Script to find / delete local accounts with unique ID higher than 500

ooshnoo
Valued Contributor

Hi..

We're using DEP in an AD environment.
When setting up Mac for first time, the user is prompted to create a local account via the setup assistant.

We have Casper run a policy that binds computer to AD and then restarts allowing user to login with their domain credentials.

What we'd like to do is have Casper run a script that once user is logged into Mac with AD account that will search for and delete the local account that was created using the setup assistant upon first boot.

Since people will no doubt create a local account with any name they want, I thought maybe we could run a DSCL command and find any local accounts with a Unique ID of "500-something" and then delete it.

I thought maybe I'd build off of @donmontalvo instructions here, but I'm not a scripting whiz.
https://jamfnation.jamfsoftware.com/discussion.html?id=5437

Whatchoo think? Maybe there's another way?

1 ACCEPTED SOLUTION

mm2270
Legendary Contributor III

Not tested, so be super careful when testing this, but I think this will do what you want, which is to look for and delete any local accounts between UID 501 and 999.

#!/bin/bash

while read userAccount; do
    userHome=$(dscl . read /Users/$userAccount NFSHomeDirectory | awk '{print $NF}')
    dscl . delete /Users/$userAccount
    rm -Rfd "$userHome"
done < <(dscl . list /Users UniqueID | awk '$2 > 500 && $2 < 1000 {print $1}')

Before having this run, you may want to first validate that another account exists on the Mac to log into, and that the Mac was successfully joined to AD, and lastly, that the account the Mac is logged into isn't one of the ones its going to delete.

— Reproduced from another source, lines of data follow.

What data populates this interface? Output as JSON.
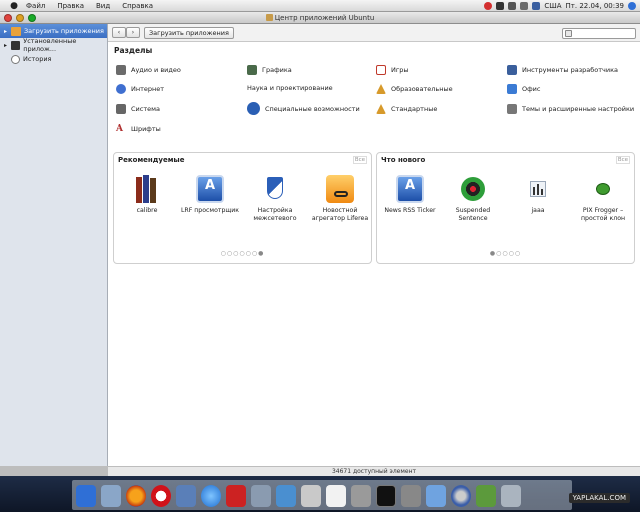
{
  "menubar": {
    "apple": "",
    "items": [
      "Файл",
      "Правка",
      "Вид",
      "Справка"
    ],
    "tray": {
      "locale": "США",
      "clock": "Пт. 22.04, 00:39"
    }
  },
  "window": {
    "title": "Центр приложений Ubuntu"
  },
  "sidebar": {
    "items": [
      {
        "label": "Загрузить приложения",
        "icon": "download-apps-icon",
        "active": true
      },
      {
        "label": "Установленные прилож...",
        "icon": "monitor-icon",
        "active": false
      },
      {
        "label": "История",
        "icon": "history-clock-icon",
        "active": false
      }
    ]
  },
  "toolbar": {
    "back": "‹",
    "forward": "›",
    "breadcrumb": "Загрузить приложения",
    "search_placeholder": ""
  },
  "sections": {
    "title": "Разделы",
    "items": [
      {
        "label": "Аудио и видео",
        "icon": "audio-video-icon",
        "color": "#6b6b6b"
      },
      {
        "label": "Графика",
        "icon": "graphics-icon",
        "color": "#4a6a4a"
      },
      {
        "label": "Игры",
        "icon": "games-icon",
        "color": "#c0392b"
      },
      {
        "label": "Инструменты разработчика",
        "icon": "developer-tools-icon",
        "color": "#3a5f9c"
      },
      {
        "label": "Интернет",
        "icon": "internet-icon",
        "color": "#3f6fd0"
      },
      {
        "label": "Наука и проектирование",
        "icon": "",
        "color": "#ffffff"
      },
      {
        "label": "Образовательные",
        "icon": "education-icon",
        "color": "#d79a2b"
      },
      {
        "label": "Офис",
        "icon": "office-icon",
        "color": "#3b7bd4"
      },
      {
        "label": "Система",
        "icon": "system-icon",
        "color": "#666666"
      },
      {
        "label": "Специальные возможности",
        "icon": "accessibility-icon",
        "color": "#2a5fb4"
      },
      {
        "label": "Стандартные",
        "icon": "accessories-icon",
        "color": "#d79a2b"
      },
      {
        "label": "Темы и расширенные настройки",
        "icon": "themes-icon",
        "color": "#777777"
      },
      {
        "label": "Шрифты",
        "icon": "fonts-icon",
        "color": "#b03030"
      }
    ]
  },
  "featured": {
    "title": "Рекомендуемые",
    "all_label": "Все",
    "apps": [
      {
        "name": "calibre",
        "icon": "books-icon"
      },
      {
        "name": "LRF просмотрщик",
        "icon": "app-store-a-icon"
      },
      {
        "name": "Настройка межсетевого",
        "icon": "shield-icon"
      },
      {
        "name": "Новостной агрегатор Liferea",
        "icon": "rss-icon"
      }
    ],
    "dots": "○○○○○○●"
  },
  "whats_new": {
    "title": "Что нового",
    "all_label": "Все",
    "apps": [
      {
        "name": "News RSS Ticker",
        "icon": "app-store-a-icon"
      },
      {
        "name": "Suspended Sentence",
        "icon": "camera-icon"
      },
      {
        "name": "jaaa",
        "icon": "chart-icon"
      },
      {
        "name": "PIX Frogger – простой клон",
        "icon": "frog-icon"
      }
    ],
    "dots": "●○○○○"
  },
  "status": {
    "text": "34671 доступный элемент"
  },
  "watermark": "YAPLAKAL.COM",
  "dock": {
    "icons": [
      "finder-icon",
      "firefox-icon",
      "opera-icon",
      "people-icon",
      "itunes-icon",
      "ebook-icon",
      "photos-icon",
      "screen-icon",
      "scanner-icon",
      "textedit-icon",
      "calculator-icon",
      "terminal-icon",
      "settings-icon",
      "folder-icon",
      "disc-icon",
      "package-icon",
      "trash-icon"
    ]
  }
}
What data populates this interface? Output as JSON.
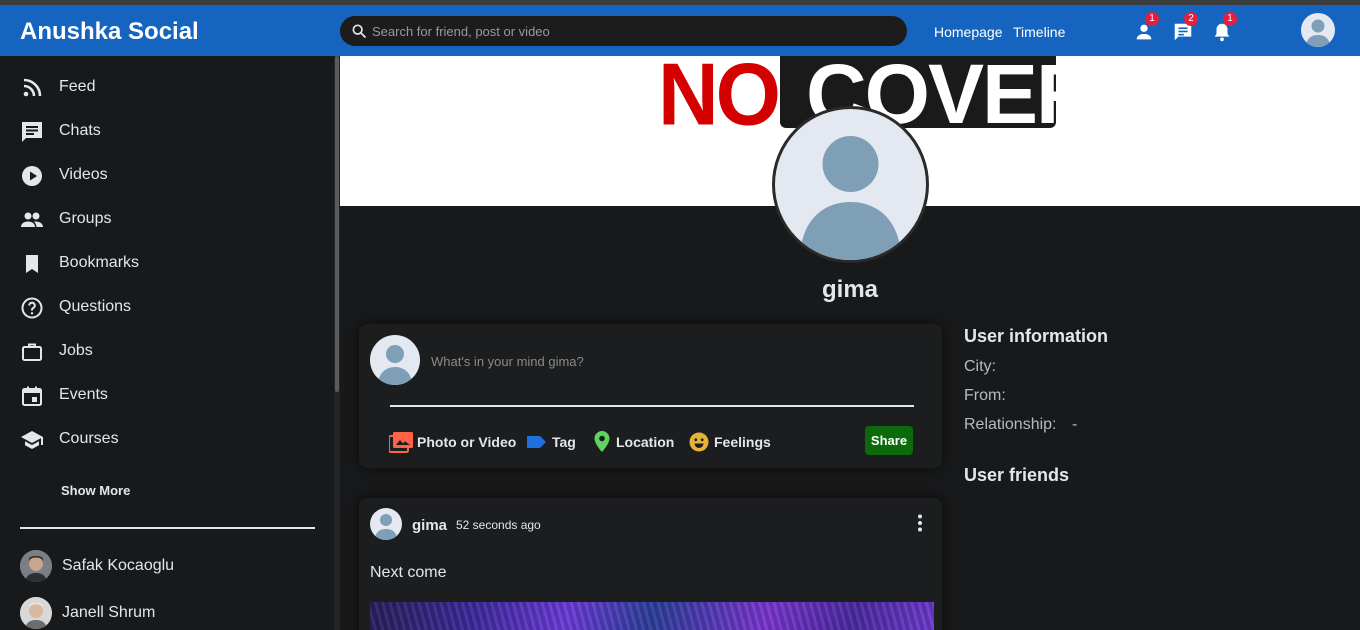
{
  "app": {
    "title": "Anushka Social"
  },
  "search": {
    "placeholder": "Search for friend, post or video"
  },
  "topbar": {
    "links": [
      "Homepage",
      "Timeline"
    ],
    "badges": {
      "friends": "1",
      "messages": "2",
      "notifications": "1"
    },
    "icons": [
      "person-icon",
      "chat-icon",
      "bell-icon"
    ]
  },
  "sidebar": {
    "items": [
      {
        "label": "Feed",
        "icon": "rss-icon"
      },
      {
        "label": "Chats",
        "icon": "chat-icon"
      },
      {
        "label": "Videos",
        "icon": "play-circle-icon"
      },
      {
        "label": "Groups",
        "icon": "group-icon"
      },
      {
        "label": "Bookmarks",
        "icon": "bookmark-icon"
      },
      {
        "label": "Questions",
        "icon": "help-circle-icon"
      },
      {
        "label": "Jobs",
        "icon": "briefcase-icon"
      },
      {
        "label": "Events",
        "icon": "calendar-icon"
      },
      {
        "label": "Courses",
        "icon": "school-icon"
      }
    ],
    "show_more": "Show More",
    "friends": [
      {
        "name": "Safak Kocaoglu"
      },
      {
        "name": "Janell Shrum"
      }
    ]
  },
  "profile": {
    "cover_text_1": "NO",
    "cover_text_2": "COVER",
    "username": "gima"
  },
  "share": {
    "placeholder": "What's in your mind gima?",
    "options": [
      "Photo or Video",
      "Tag",
      "Location",
      "Feelings"
    ],
    "button": "Share"
  },
  "post": {
    "author": "gima",
    "time": "52 seconds ago",
    "text": "Next come"
  },
  "user_info": {
    "title": "User information",
    "fields": [
      {
        "label": "City:",
        "value": ""
      },
      {
        "label": "From:",
        "value": ""
      },
      {
        "label": "Relationship:",
        "value": "-"
      }
    ],
    "friends_title": "User friends"
  },
  "colors": {
    "accent": "#1565c0",
    "background": "#18191a",
    "share_button": "#0b6b0b",
    "badge": "#e41e3f"
  }
}
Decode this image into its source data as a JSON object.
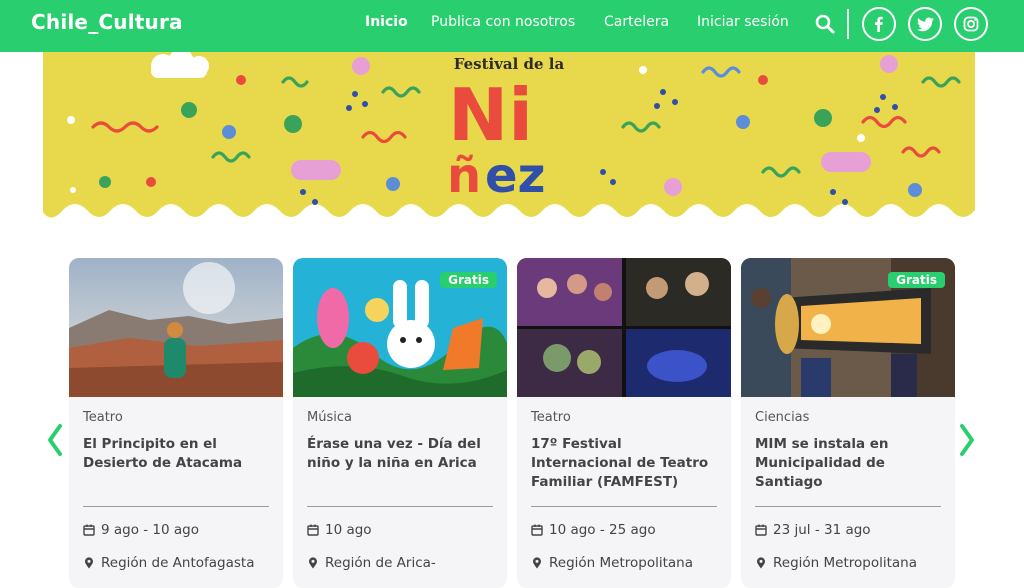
{
  "header": {
    "logo": "Chile_Cultura",
    "nav": {
      "home": "Inicio",
      "publish": "Publica con nosotros",
      "billboard": "Cartelera",
      "login": "Iniciar sesión"
    },
    "icons": [
      "search-icon",
      "facebook-icon",
      "twitter-icon",
      "instagram-icon"
    ],
    "brand_color": "#29cf6e"
  },
  "banner": {
    "title_line": "Festival de la",
    "title_word_parts": [
      "Ni",
      "ñ",
      "ez"
    ],
    "background_color": "#e8d94c"
  },
  "cards": [
    {
      "category": "Teatro",
      "title": "El Principito en el Desierto de Atacama",
      "date": "9 ago - 10 ago",
      "region": "Región de Antofagasta",
      "badge": ""
    },
    {
      "category": "Música",
      "title": "Érase una vez - Día del niño y la niña en Arica",
      "date": "10 ago",
      "region": "Región de Arica-",
      "badge": "Gratis"
    },
    {
      "category": "Teatro",
      "title": "17º Festival Internacional de Teatro Familiar (FAMFEST)",
      "date": "10 ago - 25 ago",
      "region": "Región Metropolitana",
      "badge": ""
    },
    {
      "category": "Ciencias",
      "title": "MIM se instala en Municipalidad de Santiago",
      "date": "23 jul - 31 ago",
      "region": "Región Metropolitana",
      "badge": "Gratis"
    }
  ],
  "colors": {
    "accent": "#29cf6e",
    "card_bg": "#f5f5f7",
    "text": "#444444"
  }
}
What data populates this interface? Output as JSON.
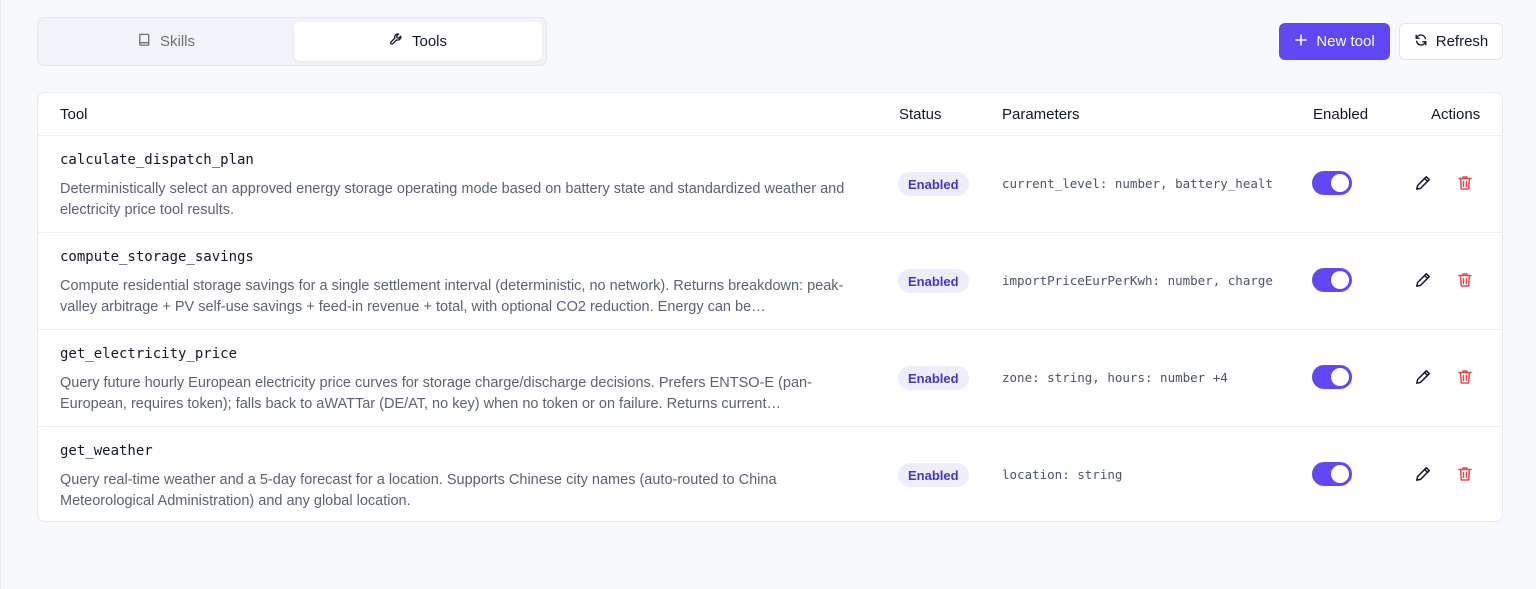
{
  "tabs": [
    {
      "label": "Skills",
      "icon": "book-icon",
      "active": false
    },
    {
      "label": "Tools",
      "icon": "wrench-icon",
      "active": true
    }
  ],
  "toolbar": {
    "new_tool_label": "New tool",
    "refresh_label": "Refresh"
  },
  "table": {
    "headers": {
      "tool": "Tool",
      "status": "Status",
      "parameters": "Parameters",
      "enabled": "Enabled",
      "actions": "Actions"
    },
    "rows": [
      {
        "name": "calculate_dispatch_plan",
        "description": "Deterministically select an approved energy storage operating mode based on battery state and standardized weather and electricity price tool results.",
        "status": "Enabled",
        "parameters": "current_level: number, battery_healt",
        "enabled": true
      },
      {
        "name": "compute_storage_savings",
        "description": "Compute residential storage savings for a single settlement interval (deterministic, no network). Returns breakdown: peak-valley arbitrage + PV self-use savings + feed-in revenue + total, with optional CO2 reduction. Energy can be…",
        "status": "Enabled",
        "parameters": "importPriceEurPerKwh: number, charge",
        "enabled": true
      },
      {
        "name": "get_electricity_price",
        "description": "Query future hourly European electricity price curves for storage charge/discharge decisions. Prefers ENTSO-E (pan-European, requires token); falls back to aWATTar (DE/AT, no key) when no token or on failure. Returns current…",
        "status": "Enabled",
        "parameters": "zone: string, hours: number +4",
        "enabled": true
      },
      {
        "name": "get_weather",
        "description": "Query real-time weather and a 5-day forecast for a location. Supports Chinese city names (auto-routed to China Meteorological Administration) and any global location.",
        "status": "Enabled",
        "parameters": "location: string",
        "enabled": true
      }
    ]
  },
  "colors": {
    "accent": "#6048f6",
    "badge_bg": "#eeedfb",
    "badge_text": "#4338ca",
    "delete": "#e5484d"
  }
}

If those conditions aren't in place and this runs, it could cause some big problems for you.

View solution in original post

2 REPLIES 2

mm2270
Legendary Contributor III

Not tested, so be super careful when testing this, but I think this will do what you want, which is to look for and delete any local accounts between UID 501 and 999.

#!/bin/bash

while read userAccount; do
    userHome=$(dscl . read /Users/$userAccount NFSHomeDirectory | awk '{print $NF}')
    dscl . delete /Users/$userAccount
    rm -Rfd "$userHome"
done < <(dscl . list /Users UniqueID | awk '$2 > 500 && $2 < 1000 {print $1}')

Before having this run, you may want to first validate that another account exists on the Mac to log into, and that the Mac was successfully joined to AD, and lastly, that the account the Mac is logged into isn't one of the ones its going to delete. If those conditions aren't in place and this runs, it could cause some big problems for you.

ooshnoo
Valued Contributor

Works perfectly! Thanks @mm2270 !!!!!